In the last two weeks, Nigeria has been passing through a serious phase of challenge occasioned by the recent flood disaster that has ravaged many communities in the country, with scores of deaths recorded at the same time. The flooding, described as the worst within collectible memory; even worse that the 2012 said to have wrecked unquantifiable havoc in the country, has continued to attract comments and counter comments from within and outside the country.
These comments, expectedly, are premised on what has been the reactive rather than proactive response of the federal, state and local governments, as well as relevant agencies responsible for emergency like this.
It is noteworthy that this year’s flooding did not take Nigeria and Nigerians by the storm. As a matter of fact, the Nigerian Meteorological Agency (MiMET), between July and August this year, had predicted as usual, that communities along the coastal areas are prone to flooding. Therefore, the agency warned that those living in such areas should relocate before rains would come.

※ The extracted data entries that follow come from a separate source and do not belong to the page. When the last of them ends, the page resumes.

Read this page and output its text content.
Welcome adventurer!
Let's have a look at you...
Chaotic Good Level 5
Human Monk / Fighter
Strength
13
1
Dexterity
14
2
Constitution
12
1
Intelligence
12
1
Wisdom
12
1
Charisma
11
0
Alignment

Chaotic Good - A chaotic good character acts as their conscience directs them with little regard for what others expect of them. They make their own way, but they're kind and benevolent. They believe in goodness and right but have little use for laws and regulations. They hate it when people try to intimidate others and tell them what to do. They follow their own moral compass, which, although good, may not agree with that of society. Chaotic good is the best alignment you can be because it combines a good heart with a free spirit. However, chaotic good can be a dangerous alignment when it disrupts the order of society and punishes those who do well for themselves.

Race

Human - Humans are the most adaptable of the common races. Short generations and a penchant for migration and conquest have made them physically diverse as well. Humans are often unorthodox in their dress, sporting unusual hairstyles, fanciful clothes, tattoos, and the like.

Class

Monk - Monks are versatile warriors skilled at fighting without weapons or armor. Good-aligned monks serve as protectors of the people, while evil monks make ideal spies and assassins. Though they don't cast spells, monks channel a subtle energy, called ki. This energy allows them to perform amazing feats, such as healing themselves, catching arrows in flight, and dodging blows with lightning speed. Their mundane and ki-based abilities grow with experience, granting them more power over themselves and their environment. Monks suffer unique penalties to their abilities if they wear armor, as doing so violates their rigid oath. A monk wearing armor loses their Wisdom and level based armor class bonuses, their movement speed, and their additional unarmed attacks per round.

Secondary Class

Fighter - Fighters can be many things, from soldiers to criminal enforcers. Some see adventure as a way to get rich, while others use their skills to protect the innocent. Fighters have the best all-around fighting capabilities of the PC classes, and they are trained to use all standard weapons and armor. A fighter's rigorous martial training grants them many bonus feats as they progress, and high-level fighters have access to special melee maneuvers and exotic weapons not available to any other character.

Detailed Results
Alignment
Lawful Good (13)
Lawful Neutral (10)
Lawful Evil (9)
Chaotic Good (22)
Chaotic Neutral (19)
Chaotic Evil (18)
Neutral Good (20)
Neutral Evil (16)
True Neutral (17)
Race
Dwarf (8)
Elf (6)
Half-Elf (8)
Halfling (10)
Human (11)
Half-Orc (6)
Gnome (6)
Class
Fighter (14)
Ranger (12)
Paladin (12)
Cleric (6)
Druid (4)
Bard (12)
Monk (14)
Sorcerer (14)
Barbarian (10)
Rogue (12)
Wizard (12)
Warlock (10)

This warning actually came early enough to have armed the governments at all levels with sufficient mitigating strategies.
Besides alerting residents of flood prone areas, the warning came as it did to also prepare emergency management agencies such as the National Emergency Management Agency (NEMA) and States Emergency Management Agency to evolve strategic action plan that can help in mitigating the disaster. Of course, NEMA was set up for disaster management, particularly natural disasters.
However, the level of havoc wrecked by flooding this year has left so much to be desired. It appears the essence of the establishment of NEMA has been defeated. This may not be in the aspect of providing relief materials as many people might think, but in the area of proactiveness which the lack of it is what has led to this monumental disaster.
Perhaps, NEMA did not take the predictions by MiNET seriously, or may have thought it would, as usual, donate relief materials to those who would be affected. The prediction was for governments, communities and other bodies to take proactive steps so that the arrival of the flood wouldn’t wreck so much havoc as it has done. It was also meant for those living along the river lines to relocate and perhaps harvest some of their plantings at a convenient pace and store them conveniently too.
But sadly, Nigeria and all its disaster management agencies only predicted and took no proactive steps at mitigating what has turned out to an astronomical rate of the disaster witnessed today.
It is on this note therefore, that all the agencies set up by government should begin to look beyond just predicting and warning communities of impending doom in such areas. Mere predictions and warnings are not enough such that emergency situations and natural occurrences can be halted.
NiMET, for instance, whose responsibility it is to predict and perhaps warn as well, should be made to go beyond these mere verbal expressions and perhaps evolve early planning strategy that can help in a circumstance like what we are currently facing. Proactiveness is on it own a strategy that does prevent occurrences. This is what this agency should also be doing.
NEMA too should be equipped to go beyond just responding to disasters when they occur by distributing relief materials. It should, in addition to this responsibility, plan and proactively execute such plans as soon as there are predictions and warnings.
States should learn from this year’s experience. They should immediately establish their own management agency for a time like this. States that have it already should expand their scope to include proactive approaches to occurrences.
Communities also should be involved in this fight. When warnings are given, the thought of how to leave ancestral homes and farmlands should be inconsequential and not considered above human life. Why the country has recorded these unprecedented losses is partly due to the non adherence to the warnings of NiMET.
If all these measures are taken proactively, the magnitude of flooding witnessed this will never occur again in the country. Nigeria must learn to be proactive, rather than reactive.